Wednesday, August 04, 2004

(UNE PRIORITE ESSENTIELLE)

Mon cher Monsieur,

Bien des années ont passé depuis nos dernières relations.(...)
Vous aurez déjà compris que, comme d'habitude, j'ai une faveur à solliciter. (...) La requête que j'ai à vous présenter aujourd'hui est pour moi d'un vital intérêt. (...)
Avant de quitter le Messenger, je vis, ou m'imaginai voir, par une longue et obscure échappée de vue, quel brillant champ d'ambition serait un magazine de programme hardi et noble pour celui qui l'établirait avec succès en Amérique. (...) L'influence d'une telle revue serait vaste, certes, et je rêvais de consacrer franchement cette influence à la cause sacrée de la beauté, de la justice et de la vérité. (...)
Ne perdant pas de vue mon projet primitif, -- fonder un magazine à moi ou dans lequel au moins j'aie un droit de propriété, -- cela a été mon constant effort en même temps, non tant d'acquérir une réputation grande en elle-même que d'en acquérir une de ce caractère particulier qui pût le mieux favoriser mes projets spéciaux et attirer l'attention sur mes aptitudes comme éditeur de magazine.
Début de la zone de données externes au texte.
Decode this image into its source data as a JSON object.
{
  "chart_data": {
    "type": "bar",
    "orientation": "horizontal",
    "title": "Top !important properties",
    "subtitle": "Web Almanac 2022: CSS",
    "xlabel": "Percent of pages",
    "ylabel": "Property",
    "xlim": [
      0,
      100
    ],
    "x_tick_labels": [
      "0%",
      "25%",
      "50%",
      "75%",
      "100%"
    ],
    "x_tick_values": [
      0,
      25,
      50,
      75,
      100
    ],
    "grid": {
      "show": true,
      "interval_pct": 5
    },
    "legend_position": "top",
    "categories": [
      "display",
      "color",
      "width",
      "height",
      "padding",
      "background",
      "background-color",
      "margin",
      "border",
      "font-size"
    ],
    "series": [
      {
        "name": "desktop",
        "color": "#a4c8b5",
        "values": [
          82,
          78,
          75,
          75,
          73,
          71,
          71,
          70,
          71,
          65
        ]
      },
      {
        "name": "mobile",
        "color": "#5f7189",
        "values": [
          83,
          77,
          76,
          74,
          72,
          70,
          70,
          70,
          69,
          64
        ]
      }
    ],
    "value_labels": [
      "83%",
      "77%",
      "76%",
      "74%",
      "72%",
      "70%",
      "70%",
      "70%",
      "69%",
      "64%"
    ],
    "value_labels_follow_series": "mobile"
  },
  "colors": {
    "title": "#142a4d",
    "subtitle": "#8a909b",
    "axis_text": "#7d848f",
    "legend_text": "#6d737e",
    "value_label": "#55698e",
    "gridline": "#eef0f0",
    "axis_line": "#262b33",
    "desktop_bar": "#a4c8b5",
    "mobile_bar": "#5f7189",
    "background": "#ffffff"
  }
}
Ainsi, je n'ai écrit nuls livres, et j'ai été essentiellement un magaziniste, supportant, non seulement de bon gré, mais encore joyeusement la triste pauvreté, avec ses humiliations, et les autres inconvénients de la condition d'un simple magaziniste en Amérique, où, plus qu'en aucune région qui soit sur la face du globe, être pauvre, c'est être méprisé.
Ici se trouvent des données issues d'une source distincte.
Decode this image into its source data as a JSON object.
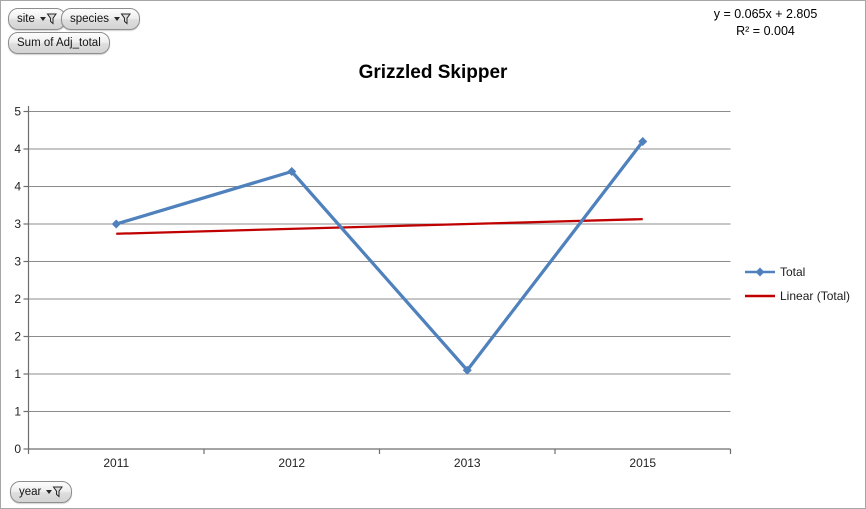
{
  "window": {
    "background": "#ffffff",
    "border_color": "#a6a6a6"
  },
  "pivot_filters": {
    "site_label": "site",
    "species_label": "species",
    "value_field_label": "Sum of Adj_total",
    "axis_field_label": "year"
  },
  "chart_data": {
    "type": "line",
    "title": "Grizzled Skipper",
    "categories": [
      "2011",
      "2012",
      "2013",
      "2015"
    ],
    "series": [
      {
        "name": "Total",
        "values": [
          3.0,
          3.7,
          1.05,
          4.1
        ],
        "color": "#4f81bd",
        "marker": "diamond"
      }
    ],
    "trendline": {
      "name": "Linear (Total)",
      "slope": 0.065,
      "intercept": 2.805,
      "r_squared": 0.004,
      "color": "#c00000",
      "equation_text": "y = 0.065x + 2.805",
      "r_squared_text": "R² = 0.004"
    },
    "y_axis": {
      "min": 0,
      "max": 4.5,
      "step": 0.5,
      "tick_labels_bottom_to_top": [
        "0",
        "1",
        "1",
        "2",
        "2",
        "3",
        "3",
        "4",
        "4",
        "5"
      ]
    },
    "x_axis": {
      "tick_labels": [
        "2011",
        "2012",
        "2013",
        "2015"
      ]
    },
    "grid": true,
    "gridline_color": "#8c8c8c",
    "axis_color": "#6e6e6e",
    "legend_position": "right",
    "legend": [
      {
        "label": "Total"
      },
      {
        "label": "Linear (Total)"
      }
    ]
  }
}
Le grand inconvénient de ce plan, c'est que le journaliste, s'il ne réunit ses divers articles, est exposé à être compris de travers et jugé à faux par les gens dont le suffrage lui serait précieux, mais qui n'auront rien lu de lui, peut-être, que dans quelques feuilles, ça et là, par hasard -- et souvent une simple extravagance, écrite pour satisfaire à une commande déterminée. Il y perd trop, encore que sa versatilité même puisse être matière à éloge légitime -- question qui ne peut être tranchée que sur le vu de ses divers articles groupés en un volume. Oui, il y a là un sérieux inconvénient -- mais auquel cette lettre a précisément pour but de remédier.
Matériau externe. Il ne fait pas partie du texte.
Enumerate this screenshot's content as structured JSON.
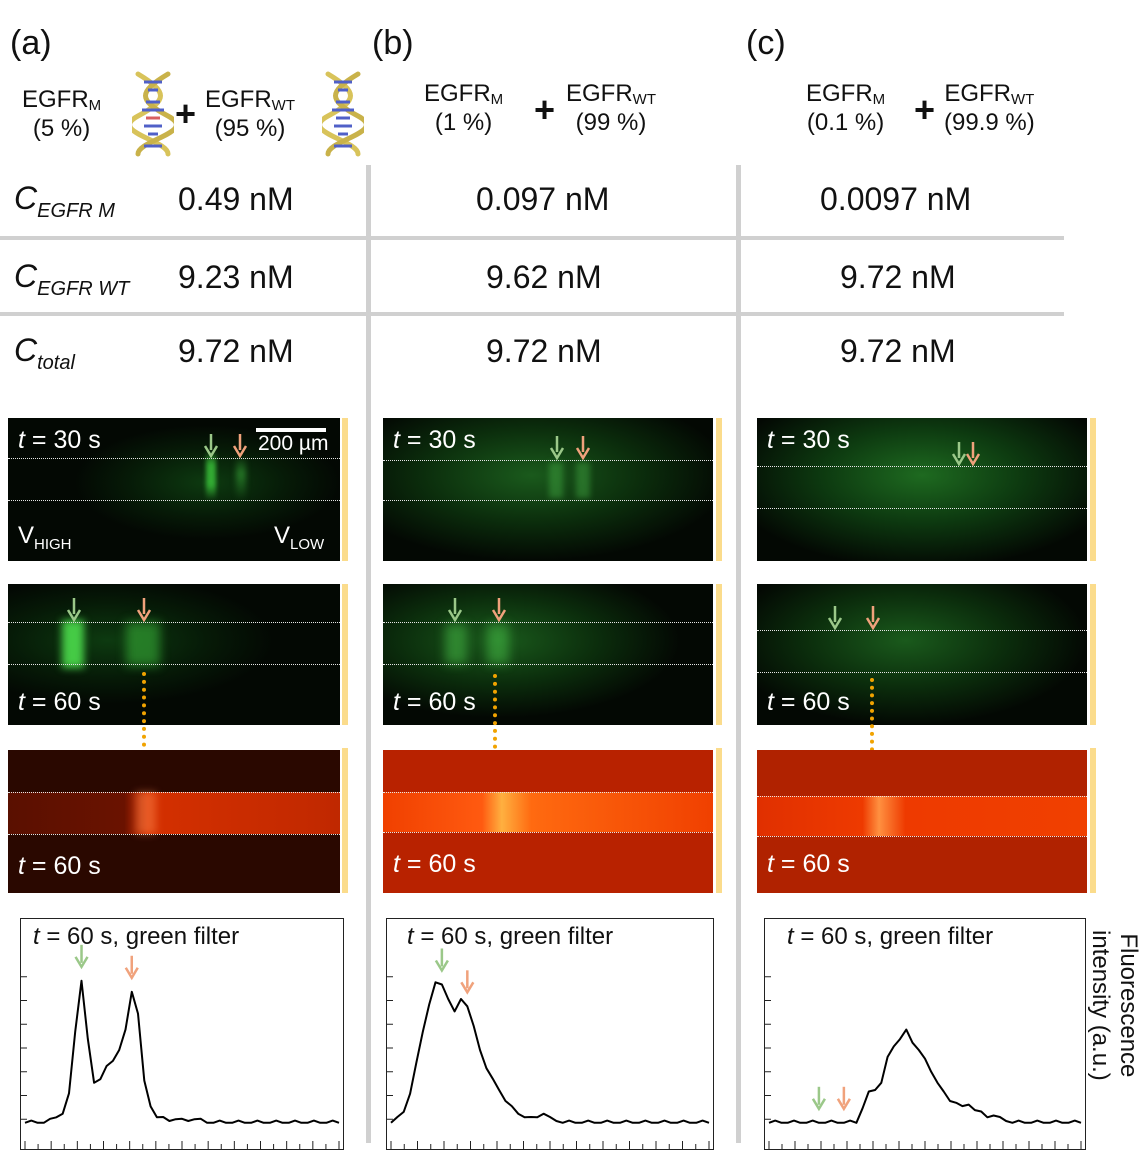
{
  "panels": [
    {
      "label": "(a)",
      "mutant": {
        "name": "EGFR",
        "sub": "M",
        "pct": "(5 %)"
      },
      "wildtype": {
        "name": "EGFR",
        "sub": "WT",
        "pct": "(95 %)"
      },
      "plus": "+",
      "c_mutant": "0.49 nM",
      "c_wildtype": "9.23 nM",
      "c_total": "9.72 nM",
      "img1_time": "t = 30 s",
      "img2_time": "t = 60 s",
      "img3_time": "t = 60 s",
      "graph_title": "t = 60 s, green filter"
    },
    {
      "label": "(b)",
      "mutant": {
        "name": "EGFR",
        "sub": "M",
        "pct": "(1 %)"
      },
      "wildtype": {
        "name": "EGFR",
        "sub": "WT",
        "pct": "(99 %)"
      },
      "plus": "+",
      "c_mutant": "0.097 nM",
      "c_wildtype": "9.62 nM",
      "c_total": "9.72 nM",
      "img1_time": "t = 30 s",
      "img2_time": "t = 60 s",
      "img3_time": "t = 60 s",
      "graph_title": "t = 60 s, green filter"
    },
    {
      "label": "(c)",
      "mutant": {
        "name": "EGFR",
        "sub": "M",
        "pct": "(0.1 %)"
      },
      "wildtype": {
        "name": "EGFR",
        "sub": "WT",
        "pct": "(99.9 %)"
      },
      "plus": "+",
      "c_mutant": "0.0097 nM",
      "c_wildtype": "9.72 nM",
      "c_total": "9.72 nM",
      "img1_time": "t = 30 s",
      "img2_time": "t = 60 s",
      "img3_time": "t = 60 s",
      "graph_title": "t = 60 s, green filter"
    }
  ],
  "row_labels": {
    "c_mutant": {
      "main": "C",
      "sub": "EGFR M"
    },
    "c_wildtype": {
      "main": "C",
      "sub": "EGFR WT"
    },
    "c_total": {
      "main": "C",
      "sub": "total"
    }
  },
  "scale_bar": "200 µm",
  "v_high": {
    "main": "V",
    "sub": "HIGH"
  },
  "v_low": {
    "main": "V",
    "sub": "LOW"
  },
  "y_axis_label": [
    "Fluorescence",
    "intensity (a.u.)"
  ],
  "colors": {
    "mutant_arrow": "#9bc889",
    "wildtype_arrow": "#f0a27c",
    "green_channel": "#1b8a2a",
    "red_channel": "#d42a00",
    "yellow_marker": "#fbdc8c",
    "grid_separator": "#d0d0d0"
  },
  "chart_data": [
    {
      "type": "line",
      "title": "t = 60 s, green filter",
      "ylabel": "Fluorescence intensity (a.u.)",
      "x": [
        0,
        2,
        4,
        6,
        8,
        10,
        12,
        14,
        16,
        18,
        20,
        22,
        24,
        26,
        28,
        30,
        32,
        34,
        36,
        38,
        40,
        42,
        44,
        46,
        48,
        50,
        52,
        54,
        56,
        58,
        60,
        62,
        64,
        66,
        68,
        70,
        72,
        74,
        76,
        78,
        80,
        82,
        84,
        86,
        88,
        90,
        92,
        94,
        96,
        98,
        100
      ],
      "y": [
        0.1,
        0.1,
        0.1,
        0.1,
        0.11,
        0.13,
        0.15,
        0.25,
        0.6,
        0.88,
        0.55,
        0.32,
        0.34,
        0.4,
        0.44,
        0.5,
        0.6,
        0.82,
        0.7,
        0.32,
        0.19,
        0.13,
        0.12,
        0.11,
        0.12,
        0.11,
        0.11,
        0.12,
        0.11,
        0.1,
        0.1,
        0.1,
        0.1,
        0.1,
        0.1,
        0.1,
        0.1,
        0.1,
        0.1,
        0.1,
        0.1,
        0.1,
        0.1,
        0.1,
        0.1,
        0.1,
        0.1,
        0.1,
        0.1,
        0.1,
        0.1
      ],
      "mutant_peak_x": 18,
      "wildtype_peak_x": 34
    },
    {
      "type": "line",
      "title": "t = 60 s, green filter",
      "ylabel": "Fluorescence intensity (a.u.)",
      "x": [
        0,
        2,
        4,
        6,
        8,
        10,
        12,
        14,
        16,
        18,
        20,
        22,
        24,
        26,
        28,
        30,
        32,
        34,
        36,
        38,
        40,
        42,
        44,
        46,
        48,
        50,
        52,
        54,
        56,
        58,
        60,
        62,
        64,
        66,
        68,
        70,
        72,
        74,
        76,
        78,
        80,
        82,
        84,
        86,
        88,
        90,
        92,
        94,
        96,
        98,
        100
      ],
      "y": [
        0.1,
        0.12,
        0.16,
        0.26,
        0.42,
        0.6,
        0.75,
        0.86,
        0.86,
        0.78,
        0.7,
        0.78,
        0.74,
        0.62,
        0.5,
        0.4,
        0.33,
        0.28,
        0.22,
        0.18,
        0.15,
        0.13,
        0.12,
        0.13,
        0.15,
        0.12,
        0.11,
        0.1,
        0.1,
        0.1,
        0.1,
        0.1,
        0.1,
        0.1,
        0.1,
        0.1,
        0.1,
        0.1,
        0.1,
        0.1,
        0.1,
        0.1,
        0.1,
        0.1,
        0.1,
        0.1,
        0.1,
        0.1,
        0.1,
        0.1,
        0.1
      ],
      "mutant_peak_x": 16,
      "wildtype_peak_x": 24
    },
    {
      "type": "line",
      "title": "t = 60 s, green filter",
      "ylabel": "Fluorescence intensity (a.u.)",
      "x": [
        0,
        2,
        4,
        6,
        8,
        10,
        12,
        14,
        16,
        18,
        20,
        22,
        24,
        26,
        28,
        30,
        32,
        34,
        36,
        38,
        40,
        42,
        44,
        46,
        48,
        50,
        52,
        54,
        56,
        58,
        60,
        62,
        64,
        66,
        68,
        70,
        72,
        74,
        76,
        78,
        80,
        82,
        84,
        86,
        88,
        90,
        92,
        94,
        96,
        98,
        100
      ],
      "y": [
        0.1,
        0.1,
        0.1,
        0.1,
        0.1,
        0.1,
        0.1,
        0.1,
        0.1,
        0.1,
        0.1,
        0.1,
        0.1,
        0.1,
        0.1,
        0.18,
        0.26,
        0.28,
        0.32,
        0.45,
        0.52,
        0.56,
        0.6,
        0.54,
        0.5,
        0.44,
        0.38,
        0.32,
        0.26,
        0.22,
        0.21,
        0.18,
        0.2,
        0.17,
        0.15,
        0.13,
        0.14,
        0.12,
        0.11,
        0.1,
        0.1,
        0.1,
        0.1,
        0.1,
        0.1,
        0.1,
        0.1,
        0.1,
        0.1,
        0.1,
        0.1
      ],
      "mutant_peak_x": 16,
      "wildtype_peak_x": 24
    }
  ]
}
Mettant de côté, pour le moment, mes critiques, poèmes, et miscellanées (suffisamment nombreuses), mes contes, dont beaucoup peuvent être dénommés fantaisies, sont au nombre de soixante-six. Ils constituent à peu près la matière de cinq des ordinaires volumes de romans. Je les ai préparés pour l'impression ; mais, hélas! je n'ai ni argent ni cette influence qui serait de nature à me procurer un éditeur -- quoique je ne cherche pas de rémunération pécuniaire. Mon projet actuel n'a pour but que de faciliter la réussite de mon projet primitif. Je crois que si je pouvais présenter dans de bonnes conditions mes contes au public et ainsi provoquer à leur sujet un concours d'opinions, je me trouverais bien mieux placé qu'à présent pour le lancement d'un magazine. En un mot, je crois que la publication de l'oeuvre mènerait sans délai, soit directement par mon propre effort, soit indirectement grâce à l'aide d'un éditeur, à l'établissement du journal que j'ai en vue.
Il est bien vrai que je n'ai pas de titres à votre attention, pas même celui qui résulterait de relations personnelles. Mais j'ai atteint un point critique de ma vie où mélancoliquement je reste en détresse, et, sans pouvoir dire pourquoi -- à moins que ce ne soit parce que très ardemment je désire votre amitié, -- j'ai toujours senti un demi-espoir que, si je recourais à vous, vous vous manifesteriez mon ami. Je sais que vous avez une influence illimitée sur les Harper, et je sais que si vous l'exerciez en ma faveur vous pourriez obtenir la publication que je désire. (...)


(Extrait d'une lettre au Professeur Ch. Anthon -- automne 1844.